Vor einigen Tagen befand ich mich in einem Raum voller fremder Menschen. Wir saßen rund um einen Tisch im vierten Stock eines Gebäudes mitten in Frankfurt, draußen neigte sich ein ganz normaler Arbeitstag dem Ende zu, Rushhour in der Innenstadt, Verkehrslärm drang durch die gekippten Fenster. Selten in meinem Leben war draußen so sehr draußen.
Drinnen führte eine Krankheit Menschen zwischen 20 und Mitte 60 zusammen. Betroffene vor allem, aber auch Angehörige wie mich und einige, die beruflich damit zu tun haben. Ich weiß nicht genau, was ich von diesem Gründungstreffen einer Selbsthilfegruppe erwartet hatte. Aber ich wundere mich über mich selbst: Wie konnte ich nur so gründlich vergessen, wie gut das tut: zu merken, dass man nicht alleine ist?

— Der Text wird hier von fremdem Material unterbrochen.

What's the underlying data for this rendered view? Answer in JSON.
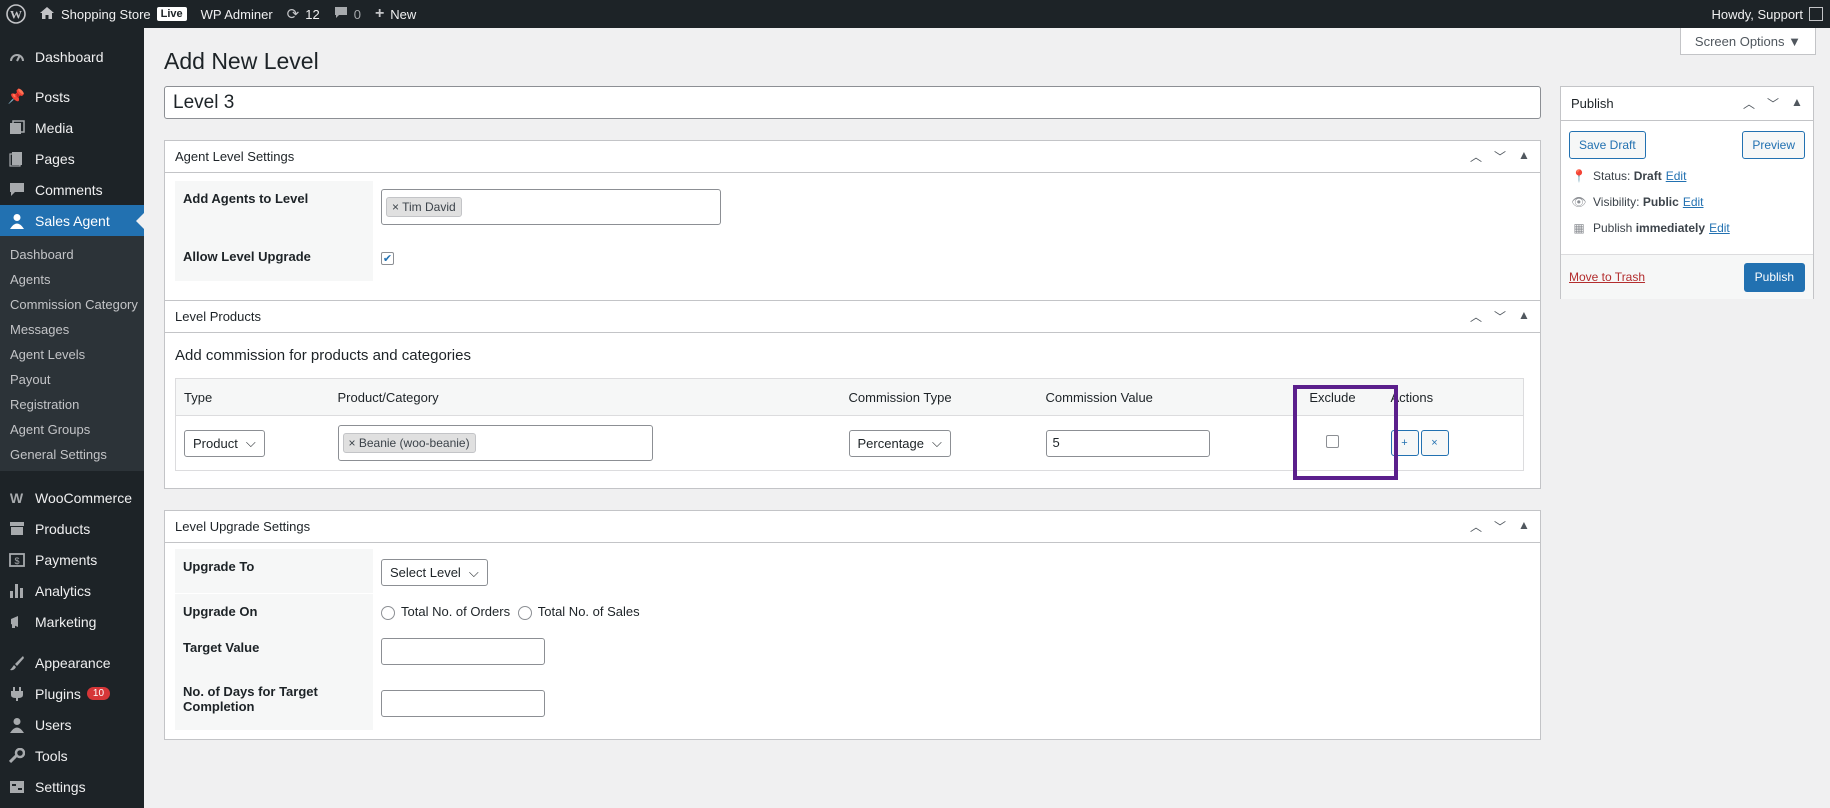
{
  "admin_bar": {
    "site_name": "Shopping Store",
    "live_label": "Live",
    "user_link": "WP Adminer",
    "updates_count": "12",
    "comments_count": "0",
    "new_label": "New",
    "howdy": "Howdy, Support"
  },
  "sidebar": {
    "dashboard": "Dashboard",
    "posts": "Posts",
    "media": "Media",
    "pages": "Pages",
    "comments": "Comments",
    "sales_agent": "Sales Agent",
    "sub": [
      "Dashboard",
      "Agents",
      "Commission Category",
      "Messages",
      "Agent Levels",
      "Payout",
      "Registration",
      "Agent Groups",
      "General Settings"
    ],
    "woocommerce": "WooCommerce",
    "products": "Products",
    "payments": "Payments",
    "analytics": "Analytics",
    "marketing": "Marketing",
    "appearance": "Appearance",
    "plugins": "Plugins",
    "plugins_badge": "10",
    "users": "Users",
    "tools": "Tools",
    "settings": "Settings"
  },
  "screen_options": "Screen Options ▼",
  "page_title": "Add New Level",
  "level_title": "Level 3",
  "agent_settings": {
    "title": "Agent Level Settings",
    "add_agents_label": "Add Agents to Level",
    "agent_token": "Tim David",
    "allow_upgrade_label": "Allow Level Upgrade",
    "allow_upgrade_checked": true
  },
  "level_products": {
    "title": "Level Products",
    "subtitle": "Add commission for products and categories",
    "headers": [
      "Type",
      "Product/Category",
      "Commission Type",
      "Commission Value",
      "Exclude",
      "Actions"
    ],
    "row": {
      "type": "Product",
      "product": "Beanie (woo-beanie)",
      "commission_type": "Percentage",
      "commission_value": "5",
      "exclude": false
    }
  },
  "upgrade_settings": {
    "title": "Level Upgrade Settings",
    "upgrade_to_label": "Upgrade To",
    "upgrade_to_value": "Select Level",
    "upgrade_on_label": "Upgrade On",
    "opt_orders": "Total No. of Orders",
    "opt_sales": "Total No. of Sales",
    "target_value_label": "Target Value",
    "days_label_1": "No. of Days for Target",
    "days_label_2": "Completion"
  },
  "publish": {
    "title": "Publish",
    "save_draft": "Save Draft",
    "preview": "Preview",
    "status_label": "Status:",
    "status_value": "Draft",
    "visibility_label": "Visibility:",
    "visibility_value": "Public",
    "publish_label": "Publish",
    "publish_value": "immediately",
    "edit": "Edit",
    "trash": "Move to Trash",
    "publish_button": "Publish"
  },
  "colors": {
    "accent": "#2271b1",
    "highlight": "#5b1f8c",
    "bar": "#1d2327"
  }
}
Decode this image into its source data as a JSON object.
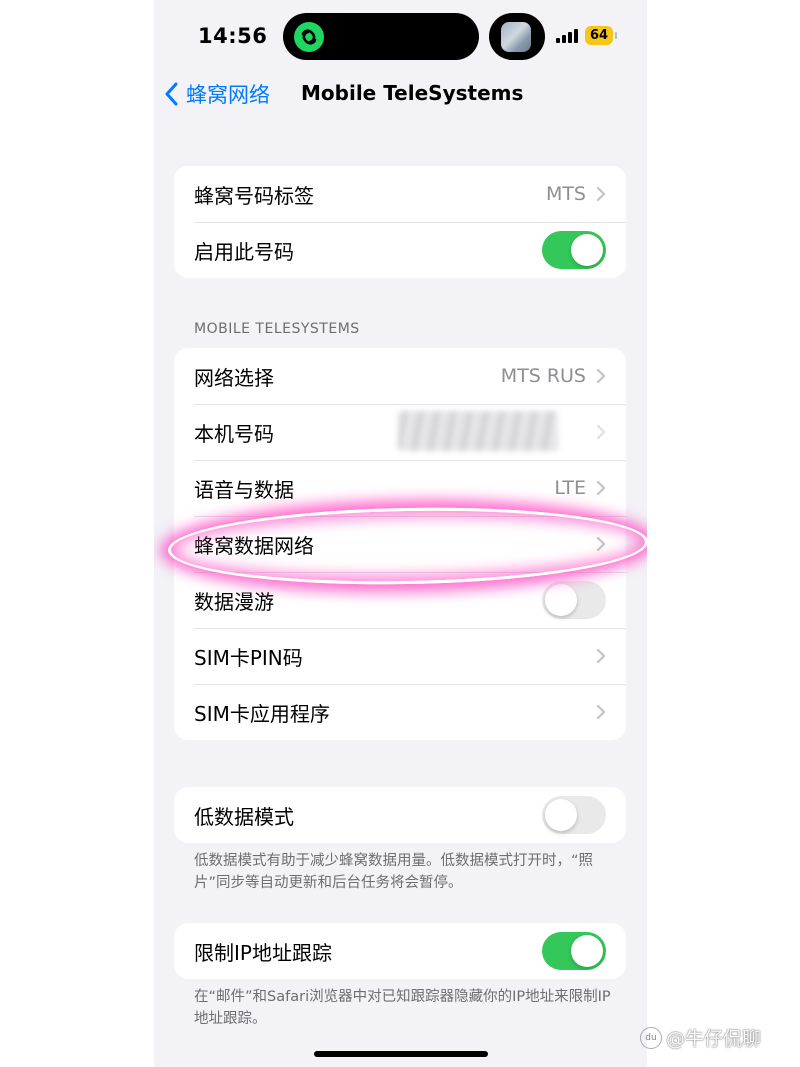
{
  "status": {
    "time": "14:56",
    "battery": "64",
    "island_app_icon": "link-icon",
    "signal_icon": "signal-icon"
  },
  "nav": {
    "back_label": "蜂窝网络",
    "title": "Mobile TeleSystems"
  },
  "group1": {
    "rows": [
      {
        "label": "蜂窝号码标签",
        "value": "MTS"
      },
      {
        "label": "启用此号码",
        "toggle": true
      }
    ]
  },
  "section_header": "MOBILE TELESYSTEMS",
  "group2": {
    "rows": [
      {
        "label": "网络选择",
        "value": "MTS RUS"
      },
      {
        "label": "本机号码",
        "value": ""
      },
      {
        "label": "语音与数据",
        "value": "LTE"
      },
      {
        "label": "蜂窝数据网络"
      },
      {
        "label": "数据漫游",
        "toggle": false
      },
      {
        "label": "SIM卡PIN码"
      },
      {
        "label": "SIM卡应用程序"
      }
    ]
  },
  "group3": {
    "rows": [
      {
        "label": "低数据模式",
        "toggle": false
      }
    ],
    "footnote": "低数据模式有助于减少蜂窝数据用量。低数据模式打开时，“照片”同步等自动更新和后台任务将会暂停。"
  },
  "group4": {
    "rows": [
      {
        "label": "限制IP地址跟踪",
        "toggle": true
      }
    ],
    "footnote": "在“邮件”和Safari浏览器中对已知跟踪器隐藏你的IP地址来限制IP地址跟踪。"
  },
  "watermark": {
    "badge": "du",
    "text": "@牛仔侃聊"
  },
  "colors": {
    "accent": "#007aff",
    "toggle_on": "#34c759",
    "highlight": "#ff3cbe"
  }
}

Dabei hatte ich genau diese Erfahrung schon einmal gemacht, vor drei Jahrzehnten und in einem völlig anderen Zusammenhang.
Zwei Stunden später stand ich wieder auf der Straße. Der Autoverkehr hat sich gelegt, in den Supermärkten erledigten Menschen schnell noch ihre Einkäufe. Jeder scheint geschäftig, und jeder scheint unterwegs irgendwohin: Nach Hause, zur Familie, zur Kneipe, wo Freundinnen warten.
Manche setzen in Wahrheit nur einen Fuß vor den anderen. Weil es ja irgendwie weitergehen muss.
Nur den wenigsten sieht man das Gefängnis an, in dem sie leben.